How to Wrangle Claude Code, New MCP Book Chapters, Agent Orchestration and More

How to Wrangle Claude Code, New MCP Book Chapters, Agent Orchestration and More

I'm finally emerging (kind of) from the haze of the holidays, surgery recovery, and the entire household getting the flu with a bevy of news for you. We drove from Boston to Florida for the holidays to spend it with our family down there, spent a lot of time at the beach and the local bars and restaurants my wife and I spent lots of time at growing up. I bought myself a new surfskate for skating pools and pretending to surf and spent as much time as we could at the beach which, in true Florida fashion, included a paragliding Santa Claus raining candy canes on the bathers below.

Santa bringing Christmas cheer to the beach

While I was enjoying some much needed family and beach time, as well as a few all-too-rare dates with my wife, things were popping off in the AI world.


First, Claude Code and agentic coding really seemed to have come into its own in the past few months, and the winter break really accelerated things. Anthropic temporarily raised its usage limits, people started really figuring out and sharing best practice (have you Wiggum'ed yet? Installed ed3d's set of Claude Code plugins?), and more projects were publicly teaming up with agents like Claude Code to chew through their backlogs.

That's the force behind the Agentic AI Handbook, a huge collection of patterns for building and building with AI agents. There's something for everyone here, and worth using as a reference library when working on your own agents.

One of my teams adopted Claude Code over the break as well, which led me to develop a best practices guide for its use so they could very quickly become expert users.

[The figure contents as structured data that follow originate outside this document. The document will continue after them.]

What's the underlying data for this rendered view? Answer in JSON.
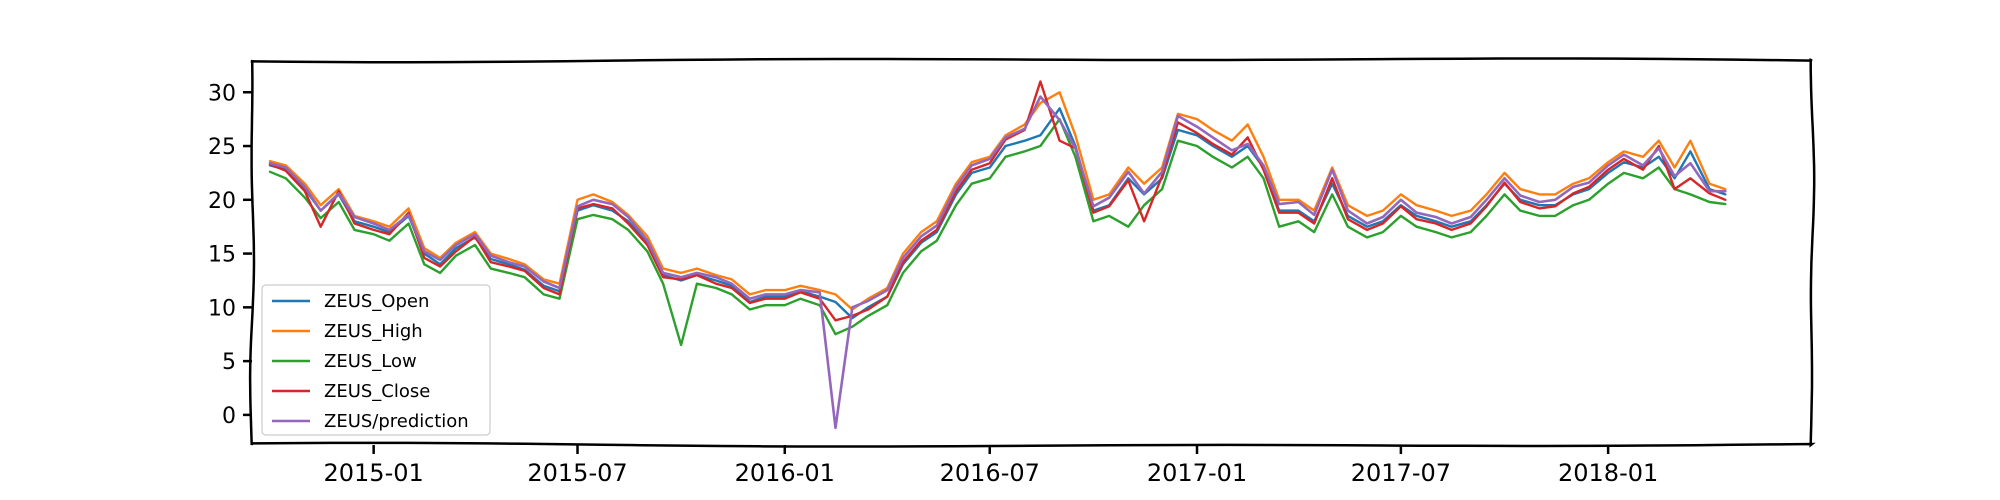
{
  "chart_data": {
    "type": "line",
    "title": "",
    "xlabel": "",
    "ylabel": "",
    "x_ticks": [
      "2015-01",
      "2015-07",
      "2016-01",
      "2016-07",
      "2017-01",
      "2017-07",
      "2018-01"
    ],
    "y_ticks": [
      "0",
      "5",
      "10",
      "15",
      "20",
      "25",
      "30"
    ],
    "xlim": [
      "2014-09-15",
      "2018-07-01"
    ],
    "ylim": [
      -2.8,
      33.0
    ],
    "grid": false,
    "legend_position": "lower-left",
    "x": [
      "2014-10-01",
      "2014-10-15",
      "2014-11-01",
      "2014-11-15",
      "2014-12-01",
      "2014-12-15",
      "2015-01-01",
      "2015-01-15",
      "2015-02-01",
      "2015-02-15",
      "2015-03-01",
      "2015-03-15",
      "2015-04-01",
      "2015-04-15",
      "2015-05-01",
      "2015-05-15",
      "2015-06-01",
      "2015-06-15",
      "2015-07-01",
      "2015-07-15",
      "2015-08-01",
      "2015-08-15",
      "2015-09-01",
      "2015-09-15",
      "2015-10-01",
      "2015-10-15",
      "2015-11-01",
      "2015-11-15",
      "2015-12-01",
      "2015-12-15",
      "2016-01-01",
      "2016-01-15",
      "2016-02-01",
      "2016-02-15",
      "2016-03-01",
      "2016-03-15",
      "2016-04-01",
      "2016-04-15",
      "2016-05-01",
      "2016-05-15",
      "2016-06-01",
      "2016-06-15",
      "2016-07-01",
      "2016-07-15",
      "2016-08-01",
      "2016-08-15",
      "2016-09-01",
      "2016-09-15",
      "2016-10-01",
      "2016-10-15",
      "2016-11-01",
      "2016-11-15",
      "2016-12-01",
      "2016-12-15",
      "2017-01-01",
      "2017-01-15",
      "2017-02-01",
      "2017-02-15",
      "2017-03-01",
      "2017-03-15",
      "2017-04-01",
      "2017-04-15",
      "2017-05-01",
      "2017-05-15",
      "2017-06-01",
      "2017-06-15",
      "2017-07-01",
      "2017-07-15",
      "2017-08-01",
      "2017-08-15",
      "2017-09-01",
      "2017-09-15",
      "2017-10-01",
      "2017-10-15",
      "2017-11-01",
      "2017-11-15",
      "2017-12-01",
      "2017-12-15",
      "2018-01-01",
      "2018-01-15",
      "2018-02-01",
      "2018-02-15",
      "2018-03-01",
      "2018-03-15",
      "2018-04-01",
      "2018-04-15"
    ],
    "series": [
      {
        "name": "ZEUS_Open",
        "color": "#1f77b4",
        "values": [
          23.2,
          22.8,
          21.0,
          19.0,
          20.5,
          18.0,
          17.5,
          17.0,
          18.5,
          15.0,
          14.0,
          15.5,
          16.5,
          14.5,
          14.0,
          13.5,
          12.0,
          11.5,
          19.0,
          19.5,
          19.0,
          18.0,
          16.0,
          13.0,
          12.5,
          13.0,
          12.5,
          12.0,
          10.5,
          11.0,
          11.0,
          11.5,
          11.0,
          10.5,
          9.0,
          10.0,
          11.0,
          14.0,
          16.0,
          17.0,
          20.5,
          22.5,
          23.0,
          25.0,
          25.5,
          26.0,
          28.5,
          25.0,
          19.0,
          19.5,
          22.0,
          20.5,
          22.0,
          26.5,
          26.0,
          25.0,
          24.0,
          25.0,
          23.0,
          19.0,
          19.0,
          18.0,
          21.5,
          18.5,
          17.5,
          18.0,
          19.5,
          18.5,
          18.0,
          17.5,
          18.0,
          19.5,
          21.5,
          20.0,
          19.5,
          19.5,
          20.5,
          21.0,
          22.5,
          23.5,
          23.0,
          24.0,
          22.0,
          24.5,
          21.0,
          20.5
        ]
      },
      {
        "name": "ZEUS_High",
        "color": "#ff7f0e",
        "values": [
          23.6,
          23.2,
          21.5,
          19.5,
          21.0,
          18.5,
          18.0,
          17.5,
          19.2,
          15.5,
          14.6,
          16.0,
          17.0,
          15.0,
          14.5,
          14.0,
          12.6,
          12.2,
          20.0,
          20.5,
          19.8,
          18.6,
          16.6,
          13.6,
          13.2,
          13.6,
          13.0,
          12.6,
          11.2,
          11.6,
          11.6,
          12.0,
          11.6,
          11.2,
          9.8,
          10.8,
          11.8,
          15.0,
          17.0,
          18.0,
          21.5,
          23.5,
          24.0,
          26.0,
          27.0,
          29.0,
          30.0,
          26.0,
          20.0,
          20.5,
          23.0,
          21.5,
          23.0,
          28.0,
          27.5,
          26.5,
          25.5,
          27.0,
          24.0,
          20.0,
          20.0,
          19.0,
          23.0,
          19.5,
          18.5,
          19.0,
          20.5,
          19.5,
          19.0,
          18.5,
          19.0,
          20.5,
          22.5,
          21.0,
          20.5,
          20.5,
          21.5,
          22.0,
          23.5,
          24.5,
          24.0,
          25.5,
          23.0,
          25.5,
          21.5,
          21.0
        ]
      },
      {
        "name": "ZEUS_Low",
        "color": "#2ca02c",
        "values": [
          22.6,
          22.0,
          20.2,
          18.3,
          19.8,
          17.2,
          16.8,
          16.2,
          17.8,
          14.0,
          13.2,
          14.8,
          15.8,
          13.6,
          13.2,
          12.8,
          11.2,
          10.8,
          18.2,
          18.6,
          18.2,
          17.2,
          15.2,
          12.2,
          6.5,
          12.2,
          11.8,
          11.2,
          9.8,
          10.2,
          10.2,
          10.8,
          10.2,
          7.5,
          8.2,
          9.2,
          10.2,
          13.2,
          15.2,
          16.2,
          19.5,
          21.5,
          22.0,
          24.0,
          24.5,
          25.0,
          27.5,
          24.0,
          18.0,
          18.5,
          17.5,
          19.5,
          21.0,
          25.5,
          25.0,
          24.0,
          23.0,
          24.0,
          22.0,
          17.5,
          18.0,
          17.0,
          20.5,
          17.5,
          16.5,
          17.0,
          18.5,
          17.5,
          17.0,
          16.5,
          17.0,
          18.5,
          20.5,
          19.0,
          18.5,
          18.5,
          19.5,
          20.0,
          21.5,
          22.5,
          22.0,
          23.0,
          21.0,
          20.5,
          19.8,
          19.6
        ]
      },
      {
        "name": "ZEUS_Close",
        "color": "#d62728",
        "values": [
          23.3,
          22.7,
          20.8,
          17.5,
          20.8,
          17.8,
          17.2,
          16.8,
          18.8,
          14.6,
          13.8,
          15.2,
          16.6,
          14.2,
          13.8,
          13.4,
          11.8,
          11.2,
          19.2,
          19.6,
          19.2,
          17.8,
          15.8,
          12.8,
          12.6,
          13.0,
          12.2,
          11.8,
          10.4,
          10.8,
          10.8,
          11.4,
          10.8,
          8.8,
          9.2,
          9.8,
          11.0,
          14.2,
          16.2,
          17.2,
          20.8,
          22.8,
          23.4,
          25.6,
          26.5,
          31.0,
          25.5,
          24.8,
          18.8,
          19.4,
          21.8,
          18.0,
          22.2,
          27.2,
          26.2,
          25.2,
          24.2,
          25.8,
          22.8,
          18.8,
          18.8,
          17.8,
          22.0,
          18.2,
          17.2,
          17.8,
          19.4,
          18.2,
          17.8,
          17.2,
          17.8,
          19.4,
          21.6,
          19.8,
          19.2,
          19.4,
          20.6,
          21.2,
          22.8,
          23.8,
          22.8,
          25.0,
          21.0,
          22.0,
          20.6,
          20.0
        ]
      },
      {
        "name": "ZEUS/prediction",
        "color": "#9467bd",
        "values": [
          23.4,
          23.0,
          21.2,
          19.0,
          20.6,
          18.4,
          17.8,
          17.2,
          18.6,
          15.2,
          14.4,
          15.8,
          16.8,
          14.8,
          14.2,
          13.8,
          12.4,
          11.8,
          19.4,
          20.0,
          19.6,
          18.4,
          16.2,
          13.2,
          12.8,
          13.2,
          12.8,
          12.2,
          10.8,
          11.2,
          11.2,
          11.6,
          11.4,
          -1.2,
          10.0,
          10.6,
          11.6,
          14.6,
          16.6,
          17.6,
          21.2,
          23.2,
          23.8,
          25.8,
          26.6,
          29.6,
          27.4,
          24.8,
          19.4,
          20.2,
          22.6,
          20.6,
          22.6,
          27.8,
          26.8,
          25.8,
          24.6,
          25.2,
          23.2,
          19.6,
          19.8,
          18.6,
          22.8,
          19.0,
          17.8,
          18.4,
          20.0,
          18.8,
          18.4,
          17.8,
          18.4,
          20.0,
          22.0,
          20.4,
          19.8,
          20.0,
          21.2,
          21.6,
          23.2,
          24.2,
          23.2,
          24.8,
          22.2,
          23.4,
          20.8,
          20.8
        ]
      }
    ]
  }
}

I was able to make it public, and you can now read the whole thing for free on my blog, The Edge Cases. It's huge so don't try to read straight through it. Pick at the parts you want to learn about and then use it as a reference guide when you want to learn a new...skill.


Memory agents are also getting a ton of love. Cameron Pfiffer at Letta (formerly MemGPT) has been building memory agents in public for almost a year now on Bluesky, the earliest and most popular being Void. There's a whole community of memory agents living on the ATProto network that has inspired more people to build their own.

It's even gotten to the enterprise – (this is an organic hand-made em-dash btw) I'm building a set of agents with a shared memory for an enterprise client right now using Mem0, but have been having a really fun time building Erebus, my bespoke personal assistant agent. It's still a work in progress and only kind of works right now, but keep an eye on it. You might find a useful pattern to build your own from.


Beyond individual agents, some people are learning how to orchestrate multiple agents to work either in series or in parallel and pushing orchestration to its absolute limits. The craziest project so far? Easily Gas Town from Steve Yegge. Part orchestration research, part bundle of Mad Max references, part city metaphor, it churns out far too much code and chews through way too many tokens but is an interesting exploration of the limits of cooperative coding agents.


In the MCP world, we saw the release of MCPB, or MCP Bundles, a standard way to package local MCP servers for one-click installation a la Chrome or VS Code extensions. This installation process will apply to any MCP client that implements the MCPB specification. And yes, that means a new section for the MCP book.

Speaking of the book, early release has come again! Chapter 6: Building MCP Servers: Advanced Use with Utilities and Integrating Client Capabilities is now available to subscribers of O'Reilly's learning platform!

And one last big announcement: Anthropic has officially donated MCP to the new AI Agent Foundation, a part of the Linux Foundation. This solidifies Anthropic's commitment to the wider community and for keeping MCP open and public. This is great news for anyone involved with MCP in any way, and for the long-term health of the protocol and ecosystem around it.